Agli inizi degli anni 50 - avevo undici, dodici anni - ed ero già un inguaribile appassionato di canzoni, specialmente quelle napoletane - conobbi un cantante dalla voce d'oro, si chiamava Mario Abbate.
Pensate, io avevo a capo del mio letto in sala da pranzo, (casa mia era modesta e povera: camera da letto per i miei genitori, papà a lungo disoccupato e mamma donna di casa, una sala quadrata con tavolo anch'esso quadrato, buffet e controbuffet, e il mio letto, e una cucina piccolissima e fredda; il bagno era uno sgabuzzino di due metri per due metri, con un finestrino alto lassù dove la luce penetrava a malapena, e un gancio di ferro a portata di mano per infilarci i fogli di carta di giornale al posto della carta igienica), dicevo, avevo a capo del mio letto una grossa radio "marca Geloso", di quelle a valvole, dove le stazioni si cercavano girando una manopola che metteva in movimento una barra verticale; e girando girando gracchiava fino a che non si trovava una stazione, sulle onde medie (io non capivo che erano 'ste onde medie, ma mi adeguavo), e allora la fermavo.
Si può dire che ero io il signore della radio, ché mio padre era sempre in giro a cercare lavoro e mamma sempre indaffarata a mandare avanti una barca che faceva acqua da tutte le parti, con me e mio fratello che quando non eravamo a scuola le gironzolavamo sempre intorno.
Era una vita da tirare avanti alla bell'e meglio, per i miei genitori, ma per me ragazzino scorreva piacevole tra i giochi coi compagni di sotto al prato sangiovanni, una vasta distesa di terra circondata da poche abitazioni, tra cui la nostra (in affitto, s'intende) fuori della porta grande del paese (c'è ancora, questo portone medievale alto e grosso e rovinato dal tempo, oggi è sempre aperta; ma allora di sera si chiudeva ancora, qualche volta)
La radio era la cosa che amavo di più.
Uscivo da scuola e tornavo di corsa, perché all'una, ricordo, c'era sempre un programma di canzoni; un giorno Angelini e la sua orchestra con la sigla "c'è una chiesetta, amor"; oppure Angelini e otto strumenti, con la sigla "dove e quando", con Nilla Pizzi, Carla Boni, Gino Latilla, Achille Togliani e il duo Fasano; un'altra volta l'orchestra di Semprini o quella del maestro Francesco Ferrari o quella di Pippo Barzizza o Armando Fragna (questa con Giorgio Consolini, Clara Iaione, Vittoria Mongardi, Luciano Benevene).

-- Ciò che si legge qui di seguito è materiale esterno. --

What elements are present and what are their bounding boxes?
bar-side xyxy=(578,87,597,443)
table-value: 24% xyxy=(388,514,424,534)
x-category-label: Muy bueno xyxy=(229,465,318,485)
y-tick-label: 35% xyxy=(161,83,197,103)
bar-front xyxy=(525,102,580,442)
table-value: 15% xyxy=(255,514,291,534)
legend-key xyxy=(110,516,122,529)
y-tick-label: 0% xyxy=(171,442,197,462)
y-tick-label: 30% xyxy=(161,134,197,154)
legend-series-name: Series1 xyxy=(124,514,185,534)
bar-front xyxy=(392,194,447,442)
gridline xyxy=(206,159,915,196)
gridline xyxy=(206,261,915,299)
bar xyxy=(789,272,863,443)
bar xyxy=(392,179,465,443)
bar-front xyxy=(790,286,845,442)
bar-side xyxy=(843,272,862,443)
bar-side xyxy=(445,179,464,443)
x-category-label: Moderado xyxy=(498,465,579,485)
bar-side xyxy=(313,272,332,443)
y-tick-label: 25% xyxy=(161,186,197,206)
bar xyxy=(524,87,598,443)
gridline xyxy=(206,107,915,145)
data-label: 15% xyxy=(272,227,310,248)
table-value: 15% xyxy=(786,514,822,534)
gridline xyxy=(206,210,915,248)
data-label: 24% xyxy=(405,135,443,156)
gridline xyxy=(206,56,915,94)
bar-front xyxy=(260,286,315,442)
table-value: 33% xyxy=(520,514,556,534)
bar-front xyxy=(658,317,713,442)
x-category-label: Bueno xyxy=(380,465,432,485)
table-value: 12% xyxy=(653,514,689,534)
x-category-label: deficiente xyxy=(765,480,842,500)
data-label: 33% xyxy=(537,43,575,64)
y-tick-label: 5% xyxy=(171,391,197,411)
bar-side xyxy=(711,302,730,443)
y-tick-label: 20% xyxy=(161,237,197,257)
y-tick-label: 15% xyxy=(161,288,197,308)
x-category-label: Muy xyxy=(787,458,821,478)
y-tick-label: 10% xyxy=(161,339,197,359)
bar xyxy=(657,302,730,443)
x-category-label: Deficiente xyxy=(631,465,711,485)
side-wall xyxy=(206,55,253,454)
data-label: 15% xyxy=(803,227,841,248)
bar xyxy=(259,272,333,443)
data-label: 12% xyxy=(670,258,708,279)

Da questa radio ho ascoltato tutti i festival di Sanremo e i primi festival della canzone napoletana. Da questa radio ho ascoltato per la prima volta la voce divina di Mario Abbate
Poi venne la televisione, e anche papà poté acquistare uno di quegli immensi scatoloni ingombranti e bizzosi con uno schermo bombato. E i festival cominciammo a seguirli alla televisione.

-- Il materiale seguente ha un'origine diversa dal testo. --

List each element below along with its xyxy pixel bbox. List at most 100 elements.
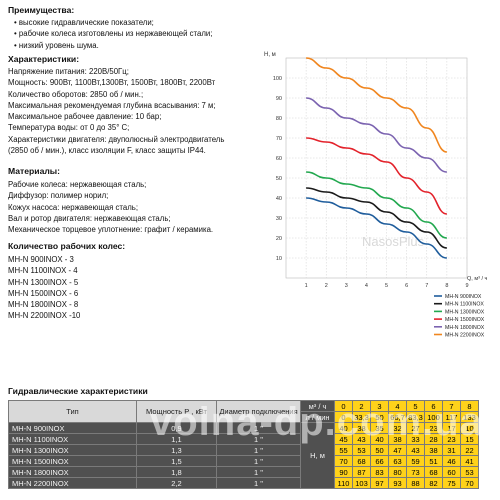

Era il 1951 quando uscì il primo numero di "Sorrisi e Canzoni" che trattava solo di canzoni e di cantanti, con fotografie e notizie e biografie di artisti della rai, celebri e non.
E forse fu proprio da quelle pagine che seppi di lui e della sua vita, del papà artigiano in piazza san Ferdinando a Napoli, delle sue prime esibizioni (col suo vero nome, Salvatore) nelle prime sceneggiate (che allora erano altra cosa da quelle di camorra e guappi di Mario Merola) con la compagnia di Salvatore Cafiero e di Eugenio Fumo.
Era il 1951 quando lo sentii per la prima volta dipingere con la voce "malafemmena" di Totò. Che emozione, ragazzi. Credetemi, nessuna voce mi commuoveva come la sua.
Nel 1965 finalmente dopo tanti piazzamenti d'onore (secondi posti) porta al successo e al primo posto la canzone "core napulitano".
Mario Abbate era diventato uno dei miei idoli ormai da molto tempo, insieme a Franco Ricci, a Pina Lamara e a tanti altri.
Fece anche teatro ma a me piace ricordarlo come cantante; e interprete di stupende indimenticabili canzoni come "Anema e core"; ma soprattutto quella "Indifferentemente" che ancora una volta arriverà al secondo posto al festival di Napoli dell'anno 1963; ma che nel tempo, e a buon diritto grazie anche e soprattutto alla sua esecuzione da gran maestro, entrerà nel novero delle "classiche".
Non scorderò mai la sua eleganza, la sua bonomia e la sua voce meravigliosa.